Note: If you will be on webcam at any point during the day for an online meeting or webinar, then you should be dressing like you would in the office. I keep a jacket nearby to throw on for calls when needed. I’m all about dressing to impress: It’s an important gesture that projects professionalism, but requires only a little effort. That said, if you are fortunate enough to work in a casual office normally, there probably isn’t any reason to break the mold at home.

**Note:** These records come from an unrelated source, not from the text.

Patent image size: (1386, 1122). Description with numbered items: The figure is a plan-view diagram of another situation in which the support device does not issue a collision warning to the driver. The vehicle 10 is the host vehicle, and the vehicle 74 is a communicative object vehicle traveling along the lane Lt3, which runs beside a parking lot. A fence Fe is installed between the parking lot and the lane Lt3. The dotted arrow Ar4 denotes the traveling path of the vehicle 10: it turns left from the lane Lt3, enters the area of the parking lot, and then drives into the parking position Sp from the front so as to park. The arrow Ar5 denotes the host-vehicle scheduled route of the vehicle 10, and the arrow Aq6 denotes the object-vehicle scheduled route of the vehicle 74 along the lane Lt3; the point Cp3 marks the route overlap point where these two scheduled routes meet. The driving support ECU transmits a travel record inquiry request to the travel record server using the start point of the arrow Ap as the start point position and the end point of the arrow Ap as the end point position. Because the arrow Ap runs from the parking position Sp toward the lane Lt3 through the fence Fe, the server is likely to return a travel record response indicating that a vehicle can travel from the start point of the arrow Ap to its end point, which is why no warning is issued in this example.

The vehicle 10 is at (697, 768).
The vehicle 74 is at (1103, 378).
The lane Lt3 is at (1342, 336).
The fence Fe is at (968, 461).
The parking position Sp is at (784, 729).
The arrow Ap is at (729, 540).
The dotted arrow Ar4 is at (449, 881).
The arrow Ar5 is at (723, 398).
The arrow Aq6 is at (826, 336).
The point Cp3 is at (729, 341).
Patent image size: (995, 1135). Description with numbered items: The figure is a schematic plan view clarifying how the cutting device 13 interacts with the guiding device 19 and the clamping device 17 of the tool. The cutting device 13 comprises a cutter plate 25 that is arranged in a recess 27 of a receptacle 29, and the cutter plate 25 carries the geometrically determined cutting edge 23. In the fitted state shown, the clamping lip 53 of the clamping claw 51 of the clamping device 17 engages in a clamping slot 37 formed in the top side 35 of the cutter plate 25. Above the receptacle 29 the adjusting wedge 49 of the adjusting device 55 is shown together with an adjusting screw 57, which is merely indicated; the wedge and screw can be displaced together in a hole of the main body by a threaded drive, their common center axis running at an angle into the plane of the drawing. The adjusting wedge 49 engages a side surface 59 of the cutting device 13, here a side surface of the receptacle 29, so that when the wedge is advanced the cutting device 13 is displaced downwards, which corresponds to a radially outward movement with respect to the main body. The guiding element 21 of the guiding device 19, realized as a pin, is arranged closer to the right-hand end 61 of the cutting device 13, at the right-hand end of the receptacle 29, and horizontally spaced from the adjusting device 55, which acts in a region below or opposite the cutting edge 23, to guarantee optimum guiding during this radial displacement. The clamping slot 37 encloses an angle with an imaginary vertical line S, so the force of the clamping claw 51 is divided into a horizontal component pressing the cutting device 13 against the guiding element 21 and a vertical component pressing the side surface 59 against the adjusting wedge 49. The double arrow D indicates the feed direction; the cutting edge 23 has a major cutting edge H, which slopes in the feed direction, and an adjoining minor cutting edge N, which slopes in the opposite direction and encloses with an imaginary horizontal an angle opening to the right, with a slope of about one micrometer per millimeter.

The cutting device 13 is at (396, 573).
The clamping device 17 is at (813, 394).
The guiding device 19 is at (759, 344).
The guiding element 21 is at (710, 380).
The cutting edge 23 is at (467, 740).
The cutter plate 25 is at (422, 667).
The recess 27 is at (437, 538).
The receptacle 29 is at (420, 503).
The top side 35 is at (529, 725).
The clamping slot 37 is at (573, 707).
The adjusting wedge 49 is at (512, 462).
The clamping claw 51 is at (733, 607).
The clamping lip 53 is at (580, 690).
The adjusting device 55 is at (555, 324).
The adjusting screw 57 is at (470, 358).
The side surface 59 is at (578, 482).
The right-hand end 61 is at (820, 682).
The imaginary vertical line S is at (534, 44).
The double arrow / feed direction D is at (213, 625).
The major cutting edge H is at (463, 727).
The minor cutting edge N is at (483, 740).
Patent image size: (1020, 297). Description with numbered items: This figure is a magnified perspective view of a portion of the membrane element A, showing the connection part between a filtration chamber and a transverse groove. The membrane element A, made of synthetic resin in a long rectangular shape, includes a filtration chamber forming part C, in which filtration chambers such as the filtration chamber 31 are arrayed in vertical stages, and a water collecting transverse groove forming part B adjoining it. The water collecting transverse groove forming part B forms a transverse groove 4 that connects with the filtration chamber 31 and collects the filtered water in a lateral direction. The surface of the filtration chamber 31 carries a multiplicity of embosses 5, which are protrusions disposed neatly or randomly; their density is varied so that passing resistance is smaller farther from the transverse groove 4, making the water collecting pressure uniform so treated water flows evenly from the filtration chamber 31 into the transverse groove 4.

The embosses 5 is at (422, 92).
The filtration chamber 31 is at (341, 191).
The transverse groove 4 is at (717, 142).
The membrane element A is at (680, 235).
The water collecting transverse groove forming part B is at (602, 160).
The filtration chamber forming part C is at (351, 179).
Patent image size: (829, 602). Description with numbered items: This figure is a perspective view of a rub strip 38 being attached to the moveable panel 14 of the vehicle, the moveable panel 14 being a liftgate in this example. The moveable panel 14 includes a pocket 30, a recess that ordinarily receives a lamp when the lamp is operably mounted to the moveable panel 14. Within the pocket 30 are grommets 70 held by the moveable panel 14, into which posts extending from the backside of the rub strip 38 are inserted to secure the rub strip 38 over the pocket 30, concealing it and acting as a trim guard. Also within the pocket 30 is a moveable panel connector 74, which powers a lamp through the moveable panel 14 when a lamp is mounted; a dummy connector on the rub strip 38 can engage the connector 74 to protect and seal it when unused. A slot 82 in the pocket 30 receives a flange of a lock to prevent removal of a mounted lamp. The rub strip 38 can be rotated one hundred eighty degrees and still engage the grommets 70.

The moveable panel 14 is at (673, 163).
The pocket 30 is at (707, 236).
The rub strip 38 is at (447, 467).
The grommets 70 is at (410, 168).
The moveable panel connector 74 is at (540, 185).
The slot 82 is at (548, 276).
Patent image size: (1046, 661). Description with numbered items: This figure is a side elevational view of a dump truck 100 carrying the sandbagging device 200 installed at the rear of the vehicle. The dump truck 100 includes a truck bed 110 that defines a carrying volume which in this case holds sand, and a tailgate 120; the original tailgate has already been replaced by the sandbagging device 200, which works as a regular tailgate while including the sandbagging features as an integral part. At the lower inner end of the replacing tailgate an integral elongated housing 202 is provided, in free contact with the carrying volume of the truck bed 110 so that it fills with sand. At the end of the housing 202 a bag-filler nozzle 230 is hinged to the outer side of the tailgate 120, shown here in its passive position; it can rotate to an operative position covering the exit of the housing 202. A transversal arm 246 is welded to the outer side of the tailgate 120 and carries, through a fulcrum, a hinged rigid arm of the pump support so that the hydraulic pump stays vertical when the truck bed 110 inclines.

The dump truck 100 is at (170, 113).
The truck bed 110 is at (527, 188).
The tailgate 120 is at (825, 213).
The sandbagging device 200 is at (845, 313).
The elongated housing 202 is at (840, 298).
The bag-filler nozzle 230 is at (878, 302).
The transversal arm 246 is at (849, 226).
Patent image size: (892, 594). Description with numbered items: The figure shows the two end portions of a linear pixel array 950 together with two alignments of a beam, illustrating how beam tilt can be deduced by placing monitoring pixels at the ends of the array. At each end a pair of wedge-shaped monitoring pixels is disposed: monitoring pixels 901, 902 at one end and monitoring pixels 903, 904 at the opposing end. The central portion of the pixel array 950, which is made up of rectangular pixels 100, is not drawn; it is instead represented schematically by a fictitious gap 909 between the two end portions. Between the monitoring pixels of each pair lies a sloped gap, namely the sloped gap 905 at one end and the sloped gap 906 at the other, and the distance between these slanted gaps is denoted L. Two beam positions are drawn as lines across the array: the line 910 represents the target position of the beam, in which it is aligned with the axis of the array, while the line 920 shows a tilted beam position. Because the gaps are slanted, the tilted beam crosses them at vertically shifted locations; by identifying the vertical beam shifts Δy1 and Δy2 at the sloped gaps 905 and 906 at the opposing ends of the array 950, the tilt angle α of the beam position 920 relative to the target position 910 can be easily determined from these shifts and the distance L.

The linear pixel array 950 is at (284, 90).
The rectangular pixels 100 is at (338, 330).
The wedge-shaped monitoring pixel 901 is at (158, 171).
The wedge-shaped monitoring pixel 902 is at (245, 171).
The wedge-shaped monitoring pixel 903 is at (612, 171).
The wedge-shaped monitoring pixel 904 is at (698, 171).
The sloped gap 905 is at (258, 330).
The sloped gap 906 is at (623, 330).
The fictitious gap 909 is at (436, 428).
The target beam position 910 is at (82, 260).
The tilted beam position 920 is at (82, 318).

- Amp up your response rates. Guess what: If you take a long time to respond to an e-mail, people will assume you are not working. If they try to contact you during the workday on Skype and you aren’t there, they will make the same assumption. You have to be doubly on your game to convince the world you are still being productive even though you're not in the office.
- Remember to care for yourself. One of the disadvantages with working from home is that disengaging becomes more difficult. You work and play in the same place! Sure, you don’t have that long drive home — but what if that was your way to wind down after a long workday? Ideally, you will set up some type of ritual at the end of the day to officially call it quits: Maybe it’s a walk around the block; maybe you work out; maybe you set yourself up for the next workday. Whatever it is, pick something that officially ends your time at work.
And don’t forget to take breaks during the day and to eat a real lunch! People who work from home rarely separate themselves from their computer at lunch time — and that’s not conducive to a productive afternoon. Block off that hour or half-hour on your calendar, and take a real lunch break in a totally different room. Get up from time to time and move around. It’s rare that someone sits all day at their desk in the company office; we’re usually wandering off to connect with someone in their office, or attending a meeting. Don’t abuse yourself by never leaving the chair/couch/barstool at your kitchen counter!
Hopefully these tips will make it easier for you to endure the next few weeks or months while we are coping with the coronavirus. I wish you all good health and happy isolation!